III · Tool Use & EnvironmentEmerging

MCP Server-Side Sampling

also known as Reasoning Inversion (MCP), createMessage Callback

Let an MCP server, mid-tool-call, send a prompt back to the host through createMessage and use the host's model so the server does language work without holding its own model or key.

This pattern helps complete certain larger patterns —

  • specialisesModel Context Protocol★★Standardise how agents discover and call tools so that a tool written once is usable by any conformant agent.

Context

An MCP server exposes tools to a host that owns the model, the credentials, and the user relationship. Some of those tools need a language step partway through — summarising a fetched document, classifying a record, drafting a reply, deciding which branch of an internal workflow to take. The protocol now lets the host expose a sampling primitive to servers, so the direction of the call can reverse: the server, instead of only returning a result, can ask the host's model for a completion.

Problem

A tool that needs reasoning has two unappealing options if the server must supply the model itself. Embedding a model key in the server duplicates billing, leaks a second credential surface, and pins the server to one provider while the host may already be on another. Returning the raw material to the host and asking it to reason instead forces the tool's internal logic out into the host's prompt, where the server cannot control or sequence it. The server needs to borrow the host's existing model for a scoped step without owning it.

Forces

  • A server that carries its own model key duplicates cost and credentials and pins itself to one provider, while a server with no model cannot do the language step its tool requires.
  • Reasoning done inside the tool stays encapsulated and sequenced, but reasoning pushed back to the host's prompt leaks the tool's internal logic into the caller.
  • A callback up to the host's model adds a network round-trip and a point where the host may deny, rate-limit, or modify the request, against the convenience of the server reasoning locally.
  • The host owns the user relationship and the spend, so an unbounded server-issued completion request is a trust and budget hazard the host must be able to gate.

Example

A document-fetcher MCP server exposes a 'summarise this contract' tool. Rather than carry its own model key, the server fetches the PDF, extracts the text, and sends a createMessage request back to the host: 'summarise the obligations in this text'. The host runs the completion on the model it already holds, returns the summary, and the server attaches it to the tool result — the server never touched a model credential.

Diagram

Solution

Therefore:

The host advertises a sampling capability to connected servers. When a tool handler reaches a step that needs language work, instead of calling a model directly it constructs a sampling request — messages, a model-preference hint, a token cap — and sends createMessage back up the connection. The host receives the request, applies its own policy (optionally surfacing it to the user, enforcing a budget, choosing the model), runs the completion on the model it already holds, and returns the text down to the server. The server folds that text into the rest of the tool's logic and returns the final tool result. The model, the key, and the spend stay with the host; the orchestration and the prompt construction stay with the server.

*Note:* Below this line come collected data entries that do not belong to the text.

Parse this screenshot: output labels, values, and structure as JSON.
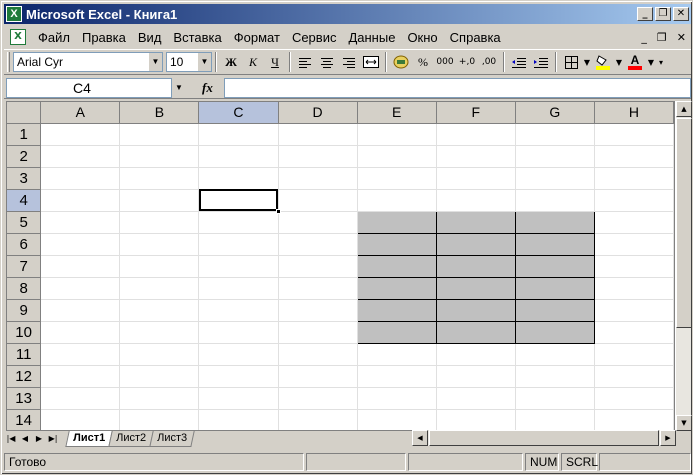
{
  "titlebar": {
    "title": "Microsoft Excel - Книга1",
    "app_icon": "excel-icon",
    "minimize": "_",
    "restore": "❐",
    "close": "✕"
  },
  "menubar": {
    "items": [
      "Файл",
      "Правка",
      "Вид",
      "Вставка",
      "Формат",
      "Сервис",
      "Данные",
      "Окно",
      "Справка"
    ],
    "mdi_minimize": "_",
    "mdi_restore": "❐",
    "mdi_close": "✕"
  },
  "toolbar": {
    "font": "Arial Cyr",
    "size": "10",
    "bold": "Ж",
    "italic": "К",
    "underline": "Ч",
    "percent": "%",
    "thousands": "000",
    "inc_decimal": "+,0",
    "dec_decimal": ",00",
    "font_color_label": "A",
    "fill_color": "#ffff00",
    "font_color": "#ff0000"
  },
  "formulabar": {
    "namebox": "C4",
    "fx": "fx",
    "formula": ""
  },
  "grid": {
    "columns": [
      "A",
      "B",
      "C",
      "D",
      "E",
      "F",
      "G",
      "H"
    ],
    "rows": [
      "1",
      "2",
      "3",
      "4",
      "5",
      "6",
      "7",
      "8",
      "9",
      "10",
      "11",
      "12",
      "13",
      "14"
    ],
    "active_cell": "C4",
    "shaded_range": "E5:G10",
    "shade_color": "#c0c0c0"
  },
  "sheets": {
    "tabs": [
      "Лист1",
      "Лист2",
      "Лист3"
    ],
    "active": "Лист1"
  },
  "statusbar": {
    "status": "Готово",
    "num": "NUM",
    "scrl": "SCRL"
  }
}
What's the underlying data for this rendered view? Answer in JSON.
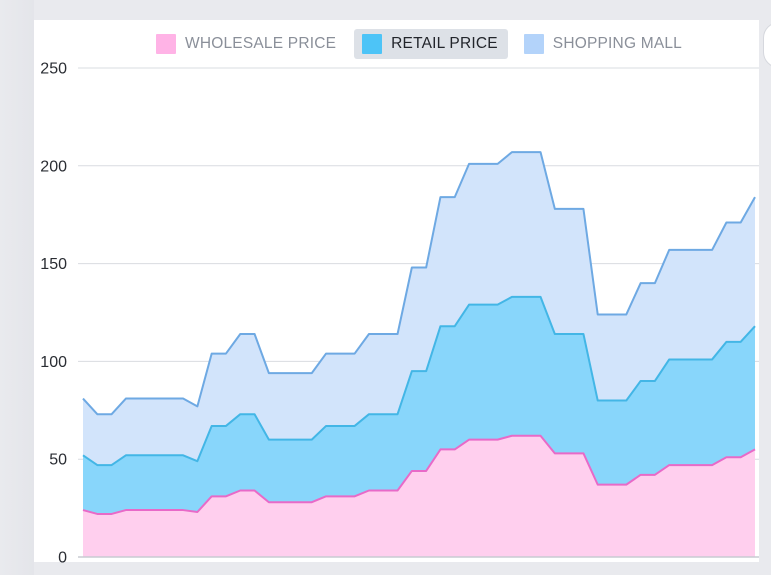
{
  "chart_data": {
    "type": "area",
    "stacked": true,
    "step": true,
    "ylim": [
      0,
      250
    ],
    "yticks": [
      "0",
      "50",
      "100",
      "150",
      "200",
      "250"
    ],
    "grid": true,
    "legend_position": "top-center",
    "series": [
      {
        "name": "WHOLESALE PRICE",
        "legend_active": false,
        "swatch": "#ffb3e6",
        "fill": "#ffcfee",
        "stroke": "#e86ac8",
        "values": [
          24,
          22,
          22,
          24,
          24,
          24,
          24,
          24,
          23,
          31,
          31,
          34,
          34,
          28,
          28,
          28,
          28,
          31,
          31,
          31,
          34,
          34,
          34,
          44,
          44,
          55,
          55,
          60,
          60,
          60,
          62,
          62,
          62,
          53,
          53,
          53,
          37,
          37,
          37,
          42,
          42,
          47,
          47,
          47,
          47,
          51,
          51,
          55
        ]
      },
      {
        "name": "RETAIL PRICE",
        "legend_active": true,
        "swatch": "#4dc4f7",
        "fill": "#88d6fb",
        "stroke": "#43b6e6",
        "values": [
          52,
          47,
          47,
          52,
          52,
          52,
          52,
          52,
          49,
          67,
          67,
          73,
          73,
          60,
          60,
          60,
          60,
          67,
          67,
          67,
          73,
          73,
          73,
          95,
          95,
          118,
          118,
          129,
          129,
          129,
          133,
          133,
          133,
          114,
          114,
          114,
          80,
          80,
          80,
          90,
          90,
          101,
          101,
          101,
          101,
          110,
          110,
          118
        ]
      },
      {
        "name": "SHOPPING MALL",
        "legend_active": false,
        "swatch": "#b3d3fa",
        "fill": "#d2e4fb",
        "stroke": "#6ea9e3",
        "values": [
          81,
          73,
          73,
          81,
          81,
          81,
          81,
          81,
          77,
          104,
          104,
          114,
          114,
          94,
          94,
          94,
          94,
          104,
          104,
          104,
          114,
          114,
          114,
          148,
          148,
          184,
          184,
          201,
          201,
          201,
          207,
          207,
          207,
          178,
          178,
          178,
          124,
          124,
          124,
          140,
          140,
          157,
          157,
          157,
          157,
          171,
          171,
          184
        ]
      }
    ]
  }
}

What this pattern forbids. The server must not call any model or hold any model credential of its own; every reasoning step it needs must be requested from the host through createMessage and may be denied, capped, or modified by the host.

And the patterns that stand alongside it, or against it —

  • composes-withMCP Bidirectional BridgeRun a framework as both MCP client (consuming external MCP servers as tools) and MCP server (publishing its own agents, tools, and workflows back over MCP) so capabilities flow both directions across the protocol boundary.
  • complementsComposite ServiceExpose one MCP tool that orchestrates several underlying API calls into a single higher-level operation, so the agent invokes a task-level capability instead of chaining many low-level endpoints.
  • complementsDual LLM PatternSplit agent work between a privileged model that holds tool access and a quarantined model that reads untrusted content, exchanging only opaque references between them.